Many of the buyers in this price range have had enough unsuccessful experiences with the "Short Sale" process. They now understand that the short sale process is not for the faint of heart.

An extremely high short sale fall-out rate is due to many unforeseen factors including, but not limited to, the overwhelmed bank processing centers, no clearly established guideline/underwriting polices to follow, inexperienced listing agents and non-licensed third party negotiators hired by listing agents. Another factor is that many sellers who have assets and good jobs don't want to continue to pay for their homes when they are so far under water.

There are six real estate markets above this $435,000 price range. There is a different story regarding how hot the market is and whether prices are going up, stabilizing or sliding.

All good sailors know there's a smoother ride with the wind at their back. In this metaphor, the six higher-end markets may still have the wind in their face and some rough waters ahead before they see calm waters.

The move-up buyer is more wary than ever before, as they should be during these uncertain times. Unemployment, cut backs, and layoffs are the news of the day for a lot of professionals. Most move-up buyers will purchase upward in price 1 1/2 times from what they've sold their home for.

Here's an example: Buyer A sells their home at a sales price of $500,000 (1.5 x $500k), they will purchase around $750,000 or less. Buyer B sells their home at a sales price of $600,000, they will purchase around $900,000 or less. And so on...

Comments I'm hearing from the higher-end buyers are: they aren't seeing that dramatic of a change of neighborhood, school, or square footage to entice making an offer. Additionally, these buyers have a new found perception of value that is far more ostentatious than in years past. These buyers want and are getting more bang for their buck! in these higher end markets, larger down payments, good credit and high incomes are the norm. These buyers are the ones who are scarce in the market.

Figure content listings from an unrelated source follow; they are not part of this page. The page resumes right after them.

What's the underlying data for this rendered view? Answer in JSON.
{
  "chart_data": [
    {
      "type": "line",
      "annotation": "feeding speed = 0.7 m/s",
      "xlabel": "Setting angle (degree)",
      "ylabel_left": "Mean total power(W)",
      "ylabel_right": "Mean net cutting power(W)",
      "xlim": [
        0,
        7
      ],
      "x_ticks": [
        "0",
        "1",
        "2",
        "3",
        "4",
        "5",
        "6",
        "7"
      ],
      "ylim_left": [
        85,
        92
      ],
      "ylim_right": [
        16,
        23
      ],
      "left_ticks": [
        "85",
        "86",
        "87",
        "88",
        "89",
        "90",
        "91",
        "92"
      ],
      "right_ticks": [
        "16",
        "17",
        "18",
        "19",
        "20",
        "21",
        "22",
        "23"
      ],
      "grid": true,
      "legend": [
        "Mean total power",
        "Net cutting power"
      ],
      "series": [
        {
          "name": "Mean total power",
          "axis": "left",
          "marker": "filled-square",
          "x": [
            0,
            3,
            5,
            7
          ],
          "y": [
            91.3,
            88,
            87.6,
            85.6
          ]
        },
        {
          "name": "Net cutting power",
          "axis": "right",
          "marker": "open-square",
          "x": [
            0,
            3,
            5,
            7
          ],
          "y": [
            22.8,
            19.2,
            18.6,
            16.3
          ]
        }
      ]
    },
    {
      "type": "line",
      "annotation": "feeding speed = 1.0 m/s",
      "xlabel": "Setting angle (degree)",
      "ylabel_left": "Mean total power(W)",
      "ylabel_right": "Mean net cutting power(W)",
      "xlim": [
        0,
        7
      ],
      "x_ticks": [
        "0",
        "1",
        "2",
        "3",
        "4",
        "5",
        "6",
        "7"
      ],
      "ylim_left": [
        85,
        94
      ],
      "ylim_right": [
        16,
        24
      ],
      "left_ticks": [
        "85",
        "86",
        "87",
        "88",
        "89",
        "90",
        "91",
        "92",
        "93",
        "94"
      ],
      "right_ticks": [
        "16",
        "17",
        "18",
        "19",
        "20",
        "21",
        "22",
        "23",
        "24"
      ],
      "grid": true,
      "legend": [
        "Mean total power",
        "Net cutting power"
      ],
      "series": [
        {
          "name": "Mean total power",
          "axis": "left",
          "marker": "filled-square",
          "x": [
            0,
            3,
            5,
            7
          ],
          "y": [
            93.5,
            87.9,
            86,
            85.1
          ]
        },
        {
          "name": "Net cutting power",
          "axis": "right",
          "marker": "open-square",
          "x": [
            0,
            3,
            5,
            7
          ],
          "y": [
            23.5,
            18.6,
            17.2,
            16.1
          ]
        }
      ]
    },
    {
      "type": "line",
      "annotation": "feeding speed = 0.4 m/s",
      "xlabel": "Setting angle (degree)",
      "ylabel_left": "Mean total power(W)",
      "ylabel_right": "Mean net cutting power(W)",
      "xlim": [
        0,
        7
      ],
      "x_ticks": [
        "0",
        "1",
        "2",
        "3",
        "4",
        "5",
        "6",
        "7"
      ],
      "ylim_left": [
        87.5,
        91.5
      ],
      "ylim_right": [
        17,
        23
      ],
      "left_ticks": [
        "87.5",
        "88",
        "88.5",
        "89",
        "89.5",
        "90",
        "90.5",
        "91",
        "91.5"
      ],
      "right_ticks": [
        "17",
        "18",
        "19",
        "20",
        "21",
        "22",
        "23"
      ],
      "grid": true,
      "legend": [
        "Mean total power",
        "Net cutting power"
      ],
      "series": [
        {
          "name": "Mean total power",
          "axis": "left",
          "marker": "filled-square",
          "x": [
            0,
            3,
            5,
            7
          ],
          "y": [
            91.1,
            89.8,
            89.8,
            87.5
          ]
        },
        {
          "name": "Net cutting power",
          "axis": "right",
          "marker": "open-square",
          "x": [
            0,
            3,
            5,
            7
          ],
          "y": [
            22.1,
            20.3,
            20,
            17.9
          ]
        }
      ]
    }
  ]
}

What is the market doing in these higher priced markets? A: Sliding slower, but still sliding.

The tough problem is, like that of the below $435K market, there is so little "quality inventory" to compare to. The middle of the road high-end properties are what's helping to drive the high-end markets downward in price.

Now a top condition properties with modernized upgrades and good location is selling fairly quick and at a good price. Some things never change. A quality home will always draw that A+ buyer, who will see its true value over mediocrity.

The same goes with Real Estate Brokers. When I'm giving real estate advice, I try to paint the truest picture of the market that I can. With good advise and information comes good decisions.